The national and very public Trump-related meltdown of the media and the political establishment continues on into its sixth month, and Victor Davis Hanson does a good job explaining it in this post:

The more analysts try to figure out Donald Trump’s appeal, the more they sound baffled.

Pundits cite Trump’s verbal sloppiness and ridiculousness as proof that he must soon implode. But Trump sees his daily bombast as an injection of outrage for a constituency now hooked on someone who finally voices their pent-up anger. The more reckless Trump’s doses of scattergun outrageousness, the better the fix for his supporters.

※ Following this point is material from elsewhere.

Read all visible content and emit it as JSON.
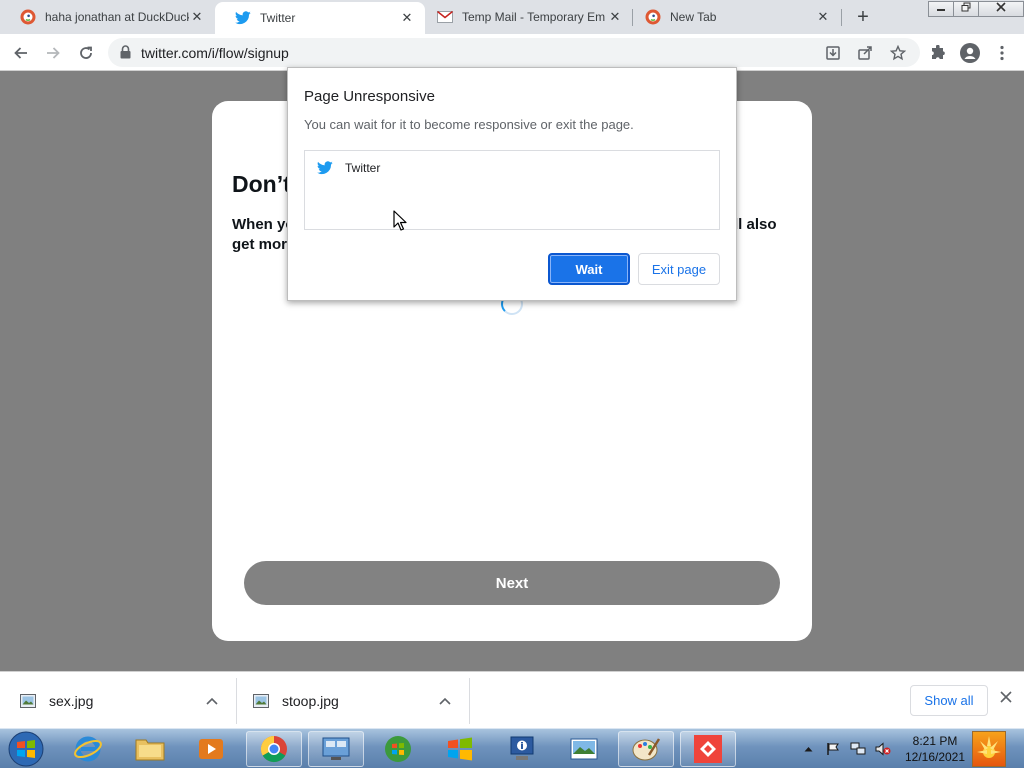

Trump’s vague “make America great again” was the natural bookend to Barack Obama’s even more vacuous “hope and change.” The popularity of such empty slogans reflects a culture in which no one any longer trusts institutions, the media, government, or politicians.

The public no longer respects U.S. Immigration and Customs Enforcement, the IRS, the VA, or the GSA. Even the once-hallowed Secret Service has become a near laughingstock of incompetency, corruption, and politicization. Is the purpose of NASA really Muslim outreach, as NASA chief Charles Bolden suggested in 2010?

The world that we are told about by our government bears no resemblance to what we see and hear every day.

President Obama has exacerbated this current disconnect between the public and its officials. In unserious fashion, he shares his selfies, parades his annual Final Four picks, and jets off to Los Angeles to appear on late-night talk shows, even as he hectors Americans in sermons about their Islamophobia, their carbon footprints, their immigration xenophobia, and their gun obsessions.

So we live in an age of disbelief.

The government reports that a record 94.4 million Americans are not in the labor force. That is almost a third of the country. How can the same government declare that the official unemployment rate is only 5 percent?